We pass through the gauntlet of
admissions and concessions sellers and into the gymnasium of a
foreign school.
Sometimes there are bleachers to climb,
sometimes there are chairs to unfold and set into rows. We try to
arrive a little early. Often we arrive too early.
We don't know if we have the right
place … or even whether we've selected the correct color of the
reversible team jersey to be facing out.
I can never remember … Is white Home
or Away?
In a few minutes, as teammates trickle
in, it is apparent. Blue is Away. Quick! Turn the shirt inside out.
We hand over some cash, hold out our
fists for a smear of ink that might have been a smiley face, and
decided on a bottle of water and a bag of chips.
That was the easy part.
As our kid takes off toward the
direction of the bench, we take our a place among the crowd. We look
for familiar faces and find some. People make room.
The buzzers are always louder than I
remember. I watch my kid cover his ears as the clock starts and his
teammates hustle out onto the court. He waits his turn on the
sideline, playing an imaginary game of some other sort in his mind.
We just hold our breath and hope he'll be ready when the coach looks
his way.
I always hated this game with its back
and fourth. Swish. Back and fourth. Thundering herds of gangly
players in the professional leagues making it look easy: two points
adding up to the hundreds.
Not here.
Here I can't turn away. I have to
remind myself to exhale and breathe anew.
Here on the court, the kids fight for
everything. Timidly at first, perhaps. … They fight their own limbs
and their ability to do two things at once. Look up. Dribble. Cut to
the ball. Get open. Help them out. Every game there is progress.
I hold my breath as the turnovers
happen. It's not easy watching your kid as they look lost.

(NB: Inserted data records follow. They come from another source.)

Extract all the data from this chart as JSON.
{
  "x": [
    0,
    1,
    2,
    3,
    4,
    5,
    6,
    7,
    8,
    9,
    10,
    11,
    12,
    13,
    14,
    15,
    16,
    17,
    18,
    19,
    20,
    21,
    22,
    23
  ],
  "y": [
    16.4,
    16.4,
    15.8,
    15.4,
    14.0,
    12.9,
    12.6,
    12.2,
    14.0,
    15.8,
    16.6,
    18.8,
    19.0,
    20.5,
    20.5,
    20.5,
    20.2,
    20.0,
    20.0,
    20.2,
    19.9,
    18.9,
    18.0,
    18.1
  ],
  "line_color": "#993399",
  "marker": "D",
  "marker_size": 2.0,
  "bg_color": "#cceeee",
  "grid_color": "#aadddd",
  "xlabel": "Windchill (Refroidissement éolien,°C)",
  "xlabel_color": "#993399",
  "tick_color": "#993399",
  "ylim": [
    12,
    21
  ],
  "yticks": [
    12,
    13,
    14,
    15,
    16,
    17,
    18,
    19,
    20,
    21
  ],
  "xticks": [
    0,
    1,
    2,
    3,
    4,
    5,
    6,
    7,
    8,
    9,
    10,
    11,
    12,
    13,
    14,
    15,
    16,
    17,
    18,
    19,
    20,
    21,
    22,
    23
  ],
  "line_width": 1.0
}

The tension often gets the best of my
partner in parenting. The tendency to armchair coach is hard to
quell. He yells “Get a head of them, Blue” as if it were a cheer.
I jab him slightly with my elbow and he
reels himself back.
This is supposed to be fun, win or
lose.
But there are times it is decidedly not
fun.
The times your team loses by a
landslide.
Or when your kid's ears turn bright red
after losing the ball to the other team.
And especially amid the times your team
wins but your player is distraught because he never even laid hands
on the ball during the game.
I often wonder why we put ourselves
through this. I even say it aloud in the car on the way home ...

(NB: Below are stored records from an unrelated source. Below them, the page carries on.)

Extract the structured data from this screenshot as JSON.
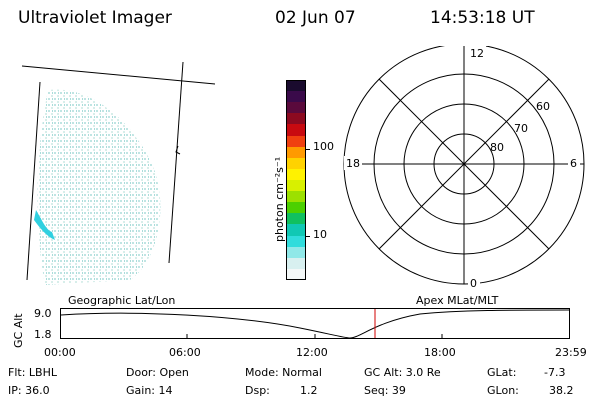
{
  "header": {
    "instrument": "Ultraviolet Imager",
    "date": "02 Jun 07",
    "time": "14:53:18 UT"
  },
  "colorbar": {
    "unit_label": "photon cm⁻²s⁻¹",
    "tick_labels": [
      "100",
      "10"
    ],
    "colors": [
      "#1a0b2e",
      "#3a0a4a",
      "#5a0a3c",
      "#8c0a20",
      "#c80a10",
      "#f04010",
      "#ff9a00",
      "#ffd200",
      "#fff200",
      "#d8f000",
      "#9ce000",
      "#4cd000",
      "#10c060",
      "#10c8b4",
      "#30dcdc",
      "#90e8e8",
      "#d8f0f0",
      "#f4f8f8"
    ]
  },
  "polar_plot": {
    "mlt_labels": {
      "top": "12",
      "right": "6",
      "bottom": "0",
      "left": "18"
    },
    "lat_labels": [
      "60",
      "70",
      "80"
    ]
  },
  "timeline": {
    "left_title": "Geographic Lat/Lon",
    "right_title": "Apex MLat/MLT",
    "y_axis_label": "GC Alt",
    "y_ticks": [
      "9.0",
      "1.8"
    ],
    "x_ticks": [
      "00:00",
      "06:00",
      "12:00",
      "18:00",
      "23:59"
    ],
    "marker_color": "#d00000"
  },
  "status": {
    "flt": "Flt: LBHL",
    "ip": "IP: 36.0",
    "door": "Door: Open",
    "gain": "Gain: 14",
    "mode": "Mode: Normal",
    "dsp_label": "Dsp:",
    "dsp_value": "1.2",
    "gc_alt": "GC Alt: 3.0 Re",
    "seq": "Seq: 39",
    "glat_label": "GLat:",
    "glat_value": "-7.3",
    "glon_label": "GLon:",
    "glon_value": "38.2"
  }
}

Is it for the moment of joy when
another parent claps for your kid as they make a shot during
practice. The belief that at some point it will all come together?
Maybe all the incremental moments of
improvement you detect over time?
I wonder, do we do this because we
worry that one day all the struggle will stop?
We may talk a big game about the
trophies for everything, but it's the atrophy we all fear. These
shiny metal and marble towers don't fool the children. They know when
an award has been earned and when it hasn't.
One day, and maybe that day will be
soon; the disappointment will be too great. The groans from teammates
or the sidelines will be heavier than the weight of missing the shot.
On that day, your kid will stop trying.
And that will be the worst day of all.
Though a part of you may be able to breathe again, another part of
you will still be clenching its fists.